Fire Your Agent? Not Yet. Hollywood Writers and Talent Agencies Extend Talks.

anastasios pallis

Thousands of Hollywood writers are not firing their agents — yet.

As a Saturday night deadline approached, representatives for the writers and the agents agreed to give themselves another week to resolve their differences and stave off a potentially chaotic disruption of the entertainment industry.

The TV writers, affiliated with the Writers Guild of America, claim that the major talent agencies have been enriching themselves at the writers’ expense.

The writers and agents have been operating under an agreement that dates back to 1976 and was set to expire on Saturday. With the new deadline — 12:01 a.m. Pacific time on April 13 — the old agreement will remain in place as the two sides try to work things out.

“This afternoon, a small group of agents met with members of your committee,” the Writers Guild of America told its members in an email on Saturday night. “We had a frank and open conversation and, for the first time, the agencies acknowledged the depth of the problem that their behavior has caused.”

Karen Stuart, the executive director of the Association of Talent Agents, the trade organization that negotiates on behalf of the agencies, said in her own email that both sides were “committed to meeting regularly this week in our continued effort to work toward a resolution that serves the best interests of your businesses and your clients.”

At a time when there are more scripted shows than ever before, thanks to the rise of streaming, television writers have claimed that their pay is stagnant or going down, while the big agencies are expanding and growing richer. The writers blame the agencies for what they describe as gross conflicts of interest and corrupt business practices.

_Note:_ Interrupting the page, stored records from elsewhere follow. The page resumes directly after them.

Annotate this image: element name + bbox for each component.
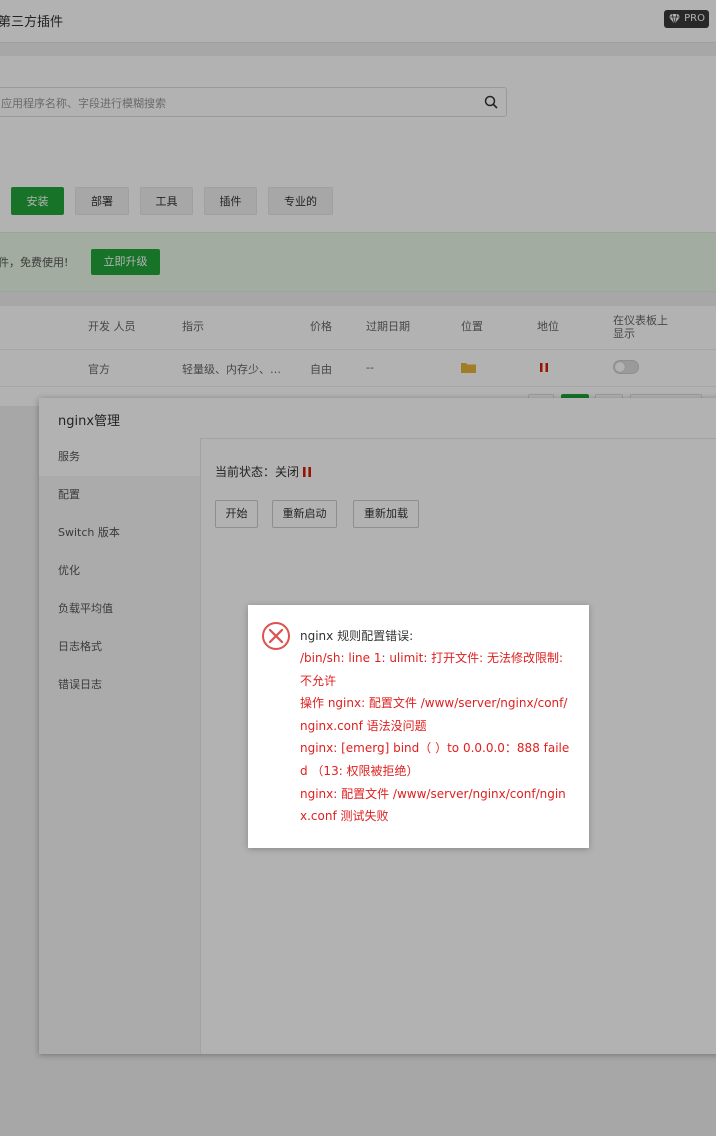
error-line: /bin/sh: line 1: ulimit: 打开文件: 无法修改限制: 不… [300,651,564,688]
error-icon [262,622,290,650]
error-message: /bin/sh: line 1: ulimit: 打开文件: 无法修改限制: 不… [300,647,574,828]
error-line: nginx: [emerg] bind（ ）to 0.0.0.0：888 fai… [300,741,570,778]
error-line: nginx: 配置文件 /www/server/nginx/conf/nginx… [300,786,566,824]
error-line: 操作 nginx: 配置文件 /www/server/nginx/conf/ng… [300,696,568,733]
error-title: nginx 规则配置错误: [300,629,414,643]
error-dialog: nginx 规则配置错误: /bin/sh: line 1: ulimit: 打… [248,605,589,848]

Two specific practices have gnawed at television writers. One is the agents’ decades-old habit of packaging a roster of talent from their pool of clients for a given project. In return for putting a writer together with, say, an actor and a director, the agencies waive the usual 10 percent commission fee paid to them by individual clients. In place of the commission, they collect large sums from the studios themselves, called packaging fees. These fees, the writers say, amount to money taken out of their pockets.

The writers’ second complaint is focused on how three major agencies — William Morris Endeavor, Creative Artists Agency and the United Talent Agency — have ventured into the production business by creating affiliated companies that produce and own content. Under this arrangement, the writers say, agents may end up across the table from executives who are essentially colleagues.

Agents had previously rejected both claims as ridiculous, countering that packaging talent and their move into production benefit writers in a business that has changed drastically in recent years with the entry of tech giants into entertainment.

If an agreement is not reached, the East and West branches of the Writers Guild of America have said they will instruct their members to fire their talent agents. There are 13,000 active members of the New York and Los Angeles based-unions, a spokesman for the W.G.A. said.

The battle between writers and agents is highly unusual. In previous Hollywood labor disputes, the W.G.A., which is more active than the actors’ or directors’ guilds, has typically gone after the studios. In 2007, the writers went on strike against the studios, and they nearly walked out again two years ago.

Negotiations between union leaders and the Association of Talent Agents are taking place during a period known in Hollywood as staffing season, when the broadcast networks sign writers for the fall television season.